In [ ]:

```
# Initial imports and notebook setup, click arrow to show
import sys
import os
from HARK.ConsumptionSaving.ConsIndShockModel import *
import HARK.ConsumptionSaving.ConsumerParameters as Params
from HARK.utilities import plotFuncsDer, plotFuncs
from time import clock
mystr = lambda number : "{:.4f}".format(number)
import matplotlib.pyplot as plt
```

(This example builds on the ConsIndShockModel notebook; digest that before proceeding)

The $\texttt{KinkedRconsumerType}$ class solves the problem of a consumer for whom the interest rate on borrowing is higher than the rate that the consumer will receive on any positive saving they do. The default calibration is meant to capture a case where the borrowing occurs at an interest rate typical of credit cards.

(Fuller discussion of the issues here can be found in A Theory of the Consumption Function, With or Without Liquidity Constraints)

In [ ]:

```
# Create an instance of the type of consumer we are interested in
KinkyExample = KinkedRconsumerType(**Params.init_kinked_R)
# Make the example infinite horizon (not a life cycle model)
KinkyExample.cycles = 0
# The consumer cannot borrow more than 0.4 times their permanent income
KinkyExample.BoroCnstArt = -0.4
# Solve the consumer's problem
KinkyExample.solve()
# Plot the results
plt.ylabel('Consumption c')
plt.xlabel('Market Resources m')
plotFuncs([KinkyExample.solution[0].cFunc],KinkyExample.solution[0].mNrmMin,5)
```

'Market Resources' $M$ is the total amount of money (assets plus current income) available to the consumer when the consumption decision is made. Lower case $m = M/P$ is the ratio of $M$ to permanent income. Likewise, $c = C/P$ is the ratio of consumption to permanent income.

The line segment near $m=1$ captures the interval over which the consumer spends all of their market resources, because it's not worth it to borrow at the high credit card interest rate, but also not worth it to save at the low bank account interest rate.

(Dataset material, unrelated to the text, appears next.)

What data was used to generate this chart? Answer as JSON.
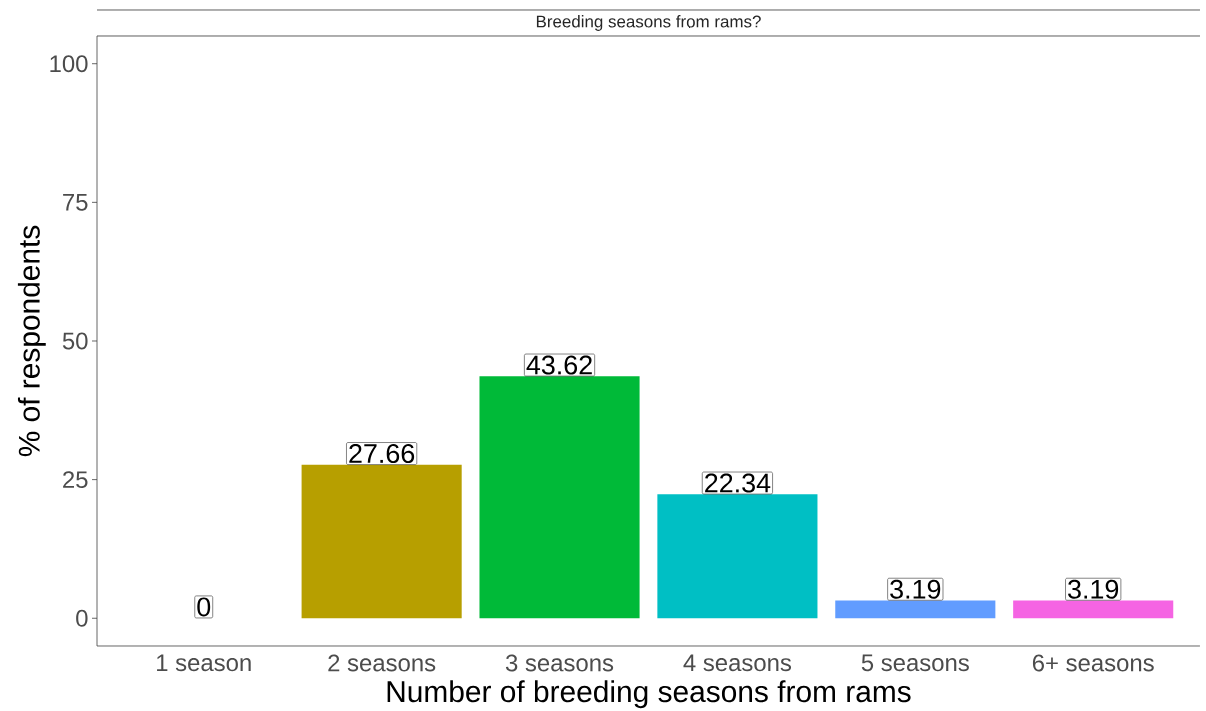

The bottommost point on the consumption function is at $m=-0.4$, where consumption is zero. This consumer would like to borrow to finance spending out of future income, but is already at the maximum borrowing limit.

The consumption function has a linear portion with a slope of 45 degrees along which the marginal propensity to consume out of extra market resources is 1. But eventually resources get high enough that the consumer is willing to spend less than the maximum possible amount; this concave part of the consumption function terminates at the point where the consumer's desired borrowing reaches zero: The bottommost point on the line segment discussed above.

We are now interested in the solution to the problem when the constraint is tighter; concretely, the maximum amount of borrowing allowed is now 0.2, rather than 0.4.

In [ ]:

```
# Make a copy of the example consumer
KinkyExampleTighten = deepcopy(KinkyExample)
# Now change the location of the borrowing constraint -- the consumer cannot borrow more than 0.2
KinkyExampleTighten.BoroCnstArt = -0.2
# Solve the modified problem
KinkyExampleTighten.solve()
# Compare the two functions
plotFuncs([KinkyExample.solution[0].cFunc,KinkyExampleTighten.solution[0].cFunc],KinkyExampleTighten.solution[0].mNrmMin,5)
```

The interesting question that this analysis does not address is how to handle the transition from a looser to a tighter constraint.

The toolkit can simulate a population of households behaving according to the first rule. But it is not obvious how to treat consumers whose debt, say, was 0.3 before the constraint was tightened. A simple, but implausible, approach is to assume that such consumer must immediately cut their consumption by enough to reduce their debt to the new more stringent maximum. A reasonable solution might be to say that the new tighter constraint applies only to new borrowers; different papers in the literature take different approaches to this transition question.